Rubbish. How on earth does a distribution channel limit ones marketing ability? These are completely orthogonal aspects of producing a successful product.

Do you think movie studios hope that you'll stumble across their film by looking at the show times of your local theater? Do Authors pray that you'll stumble across their book in the M-R fiction section of a bookstore?


Unfortunately, smaller independent films and authors probably do hope you stumble upon their works -- it's notoriously difficult to sell books unless you are picked up by a major publisher.

I think his point is that things like the App store should be more of a meritocracy (like the web), but it's becoming increasingly difficult for smaller players to get noticed to due the economics (strong downward pricing pressure) and Apple's policies (random rejection can destroy months of work). One thing they don't mention is how difficult it is to figure out where your sales are coming from; there's no Google analytics or referrer logs for app sales -- you have to do things like become your own affiliate through LinkShare and assign different codes to your own links if you have multiple distribution channels.


A list of all the things one can do to raise the profile and track the marketing of a single developer app would be a useful resource.

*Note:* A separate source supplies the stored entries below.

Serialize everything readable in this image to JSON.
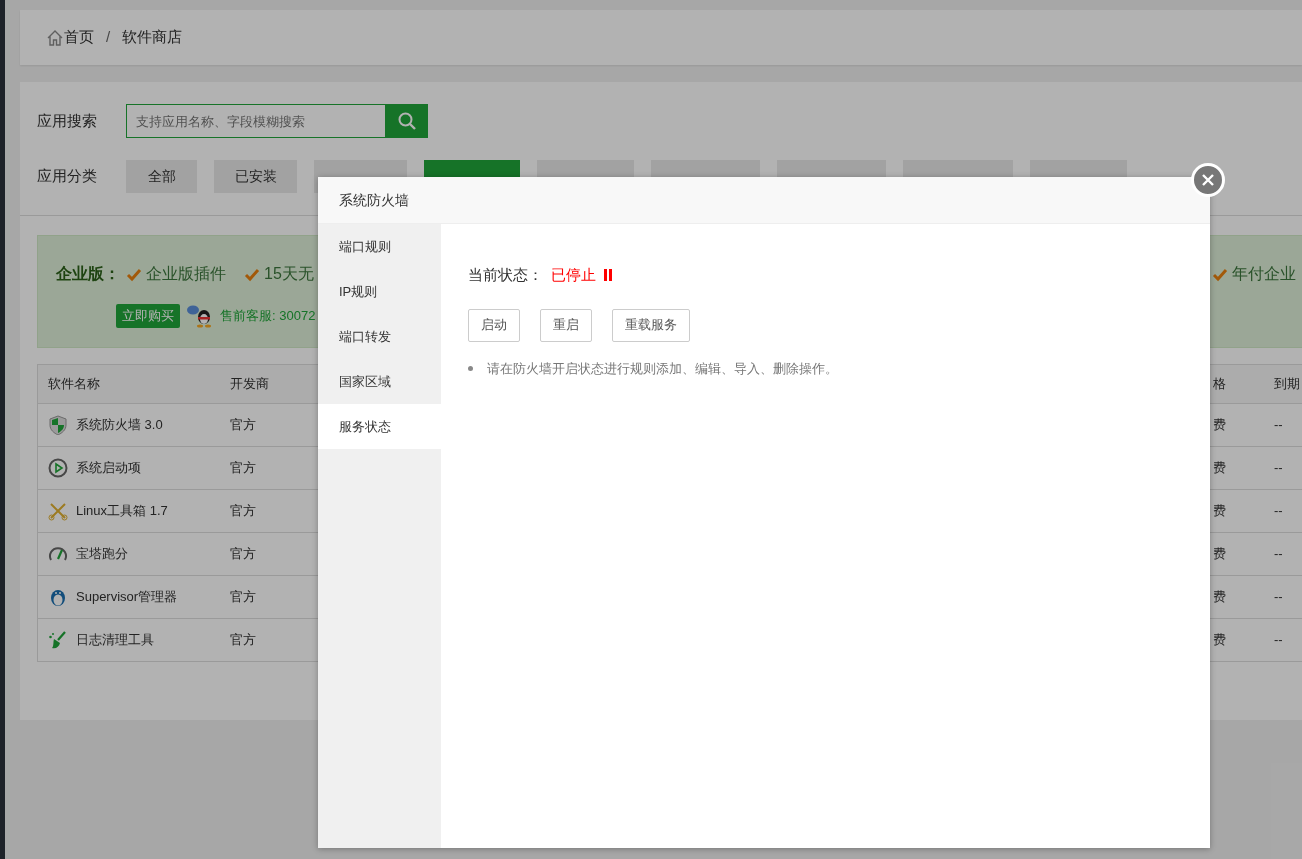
{
  "breadcrumb": [
    {
      "label": "首页"
    },
    {
      "label": "软件商店"
    }
  ],
  "breadcrumb_separator": "/",
  "search": {
    "label": "应用搜索",
    "placeholder": "支持应用名称、字段模糊搜索"
  },
  "categories": {
    "label": "应用分类",
    "items": [
      {
        "label": "全部",
        "selected": false
      },
      {
        "label": "已安装",
        "selected": false
      },
      {
        "selected": false
      },
      {
        "selected": true
      },
      {
        "selected": false
      },
      {
        "selected": false
      },
      {
        "selected": false
      },
      {
        "selected": false
      },
      {
        "selected": false
      }
    ]
  },
  "banner": {
    "title": "企业版：",
    "features": [
      "企业版插件",
      "15天无"
    ],
    "right_feature": "年付企业",
    "buy_button": "立即购买",
    "service": "售前客服: 30072"
  },
  "table": {
    "columns": [
      "软件名称",
      "开发商",
      "格",
      "到期"
    ],
    "rows": [
      {
        "name": "系统防火墙 3.0",
        "developer": "官方",
        "price": "费",
        "expiry": "--"
      },
      {
        "name": "系统启动项",
        "developer": "官方",
        "price": "费",
        "expiry": "--"
      },
      {
        "name": "Linux工具箱 1.7",
        "developer": "官方",
        "price": "费",
        "expiry": "--"
      },
      {
        "name": "宝塔跑分",
        "developer": "官方",
        "price": "费",
        "expiry": "--"
      },
      {
        "name": "Supervisor管理器",
        "developer": "官方",
        "price": "费",
        "expiry": "--"
      },
      {
        "name": "日志清理工具",
        "developer": "官方",
        "price": "费",
        "expiry": "--"
      }
    ]
  },
  "dialog": {
    "title": "系统防火墙",
    "nav": [
      {
        "label": "端口规则",
        "selected": false
      },
      {
        "label": "IP规则",
        "selected": false
      },
      {
        "label": "端口转发",
        "selected": false
      },
      {
        "label": "国家区域",
        "selected": false
      },
      {
        "label": "服务状态",
        "selected": true
      }
    ],
    "status": {
      "label": "当前状态：",
      "value": "已停止",
      "running": false
    },
    "buttons": [
      "启动",
      "重启",
      "重载服务"
    ],
    "notes": [
      "请在防火墙开启状态进行规则添加、编辑、导入、删除操作。"
    ]
  }
}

Hell, if you put together a decent sized ebook, it would probably be a reasonable successful product. If you could reach the right audience.

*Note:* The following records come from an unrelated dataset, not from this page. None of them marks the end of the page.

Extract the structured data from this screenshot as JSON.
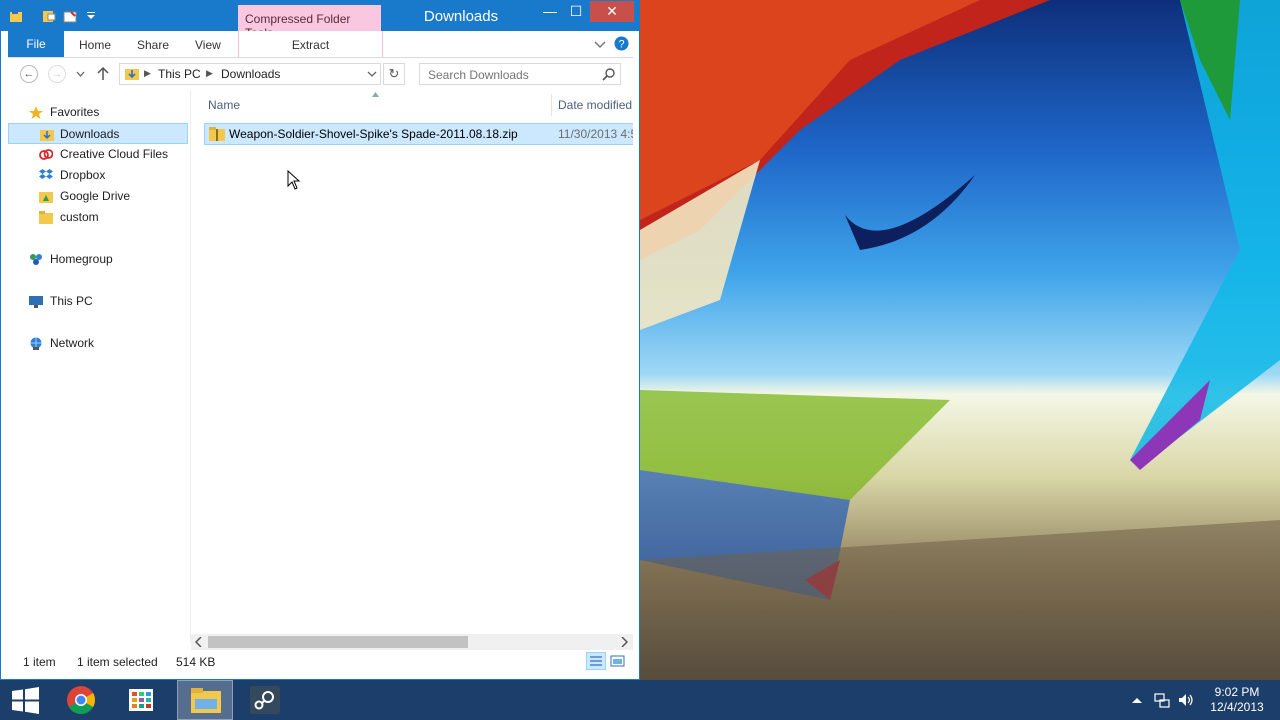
{
  "window": {
    "title": "Downloads",
    "context_tab_group": "Compressed Folder Tools",
    "minimize_glyph": "—",
    "maximize_glyph": "☐",
    "close_glyph": "✕"
  },
  "ribbon": {
    "tabs": [
      {
        "label": "File"
      },
      {
        "label": "Home"
      },
      {
        "label": "Share"
      },
      {
        "label": "View"
      },
      {
        "label": "Extract"
      }
    ]
  },
  "address": {
    "breadcrumb": [
      "This PC",
      "Downloads"
    ],
    "search_placeholder": "Search Downloads"
  },
  "navpane": {
    "items": [
      {
        "label": "Favorites",
        "icon": "star-icon"
      },
      {
        "label": "Downloads",
        "icon": "downloads-folder-icon",
        "selected": true
      },
      {
        "label": "Creative Cloud Files",
        "icon": "creative-cloud-icon"
      },
      {
        "label": "Dropbox",
        "icon": "dropbox-icon"
      },
      {
        "label": "Google Drive",
        "icon": "google-drive-icon"
      },
      {
        "label": "custom",
        "icon": "folder-icon"
      },
      {
        "label": "Homegroup",
        "icon": "homegroup-icon"
      },
      {
        "label": "This PC",
        "icon": "computer-icon"
      },
      {
        "label": "Network",
        "icon": "network-icon"
      }
    ]
  },
  "filelist": {
    "columns": [
      "Name",
      "Date modified"
    ],
    "rows": [
      {
        "name": "Weapon-Soldier-Shovel-Spike's Spade-2011.08.18.zip",
        "date_modified": "11/30/2013 4:5",
        "selected": true
      }
    ]
  },
  "status": {
    "item_count": "1 item",
    "selection": "1 item selected",
    "size": "514 KB"
  },
  "taskbar": {
    "apps": [
      "start-icon",
      "chrome-icon",
      "store-icon",
      "file-explorer-icon",
      "steam-icon"
    ],
    "time": "9:02 PM",
    "date": "12/4/2013"
  },
  "colors": {
    "title_blue": "#1979ca",
    "context_pink": "#f9c7df",
    "selection": "#cce8ff",
    "close_red": "#c7504b",
    "taskbar": "#1c3e6b"
  }
}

You're right that the App Store distribution channel does not limit a developer's marketing ability. It does, however, limit the pricing. The App Store is structured to directly reward high sales with exposure, creating a feedback loop that drives prices down. As an indie developer, I can support a modest marketing budget that creates modest sales if I can charge $29 for my app, but I can't do it at 99 cents.

Not all distribution channels are created equal, and this particular one is so biased toward high volume/low price that an indie can't get any traction.


The distribution channel for SmartPhone software is the Internet. You don't see BlackBerry apps being sold at retail B&M stores in tiny little boxes. Developers sell their apps usually through a web site with their own checkout system that delivers a binary to the user who then must figure out how to install it. With the iTunes store the first part of the model should be the same -- the developer creates a web site and promotes their application through ad buys, promo copies to reviewers, and whatever other tactics they think will work. The only difference is the checkout stage would link to the iTunes Store URL to complete the transaction.

I think all these developers are really missing the point that built in App Stores on devices are simply a delivery medium. You shouldn't rely on it to be a discovery medium for potential customers.


As I note in my comment above, the App Store is not merely a neutral distribution conduit, it is also (by far) the primary discovery medium. The vast majority of app shoppers buy from the top lists. And the top lists are systematically structured to promote high volume, which causes devs to lower their price. That's why even the EAs of the world are calling on Apple to at least go by revenue rather than units.

The App Store is 'simply a delivery medium' only in the same sense that Fox News is 'fair and balanced'.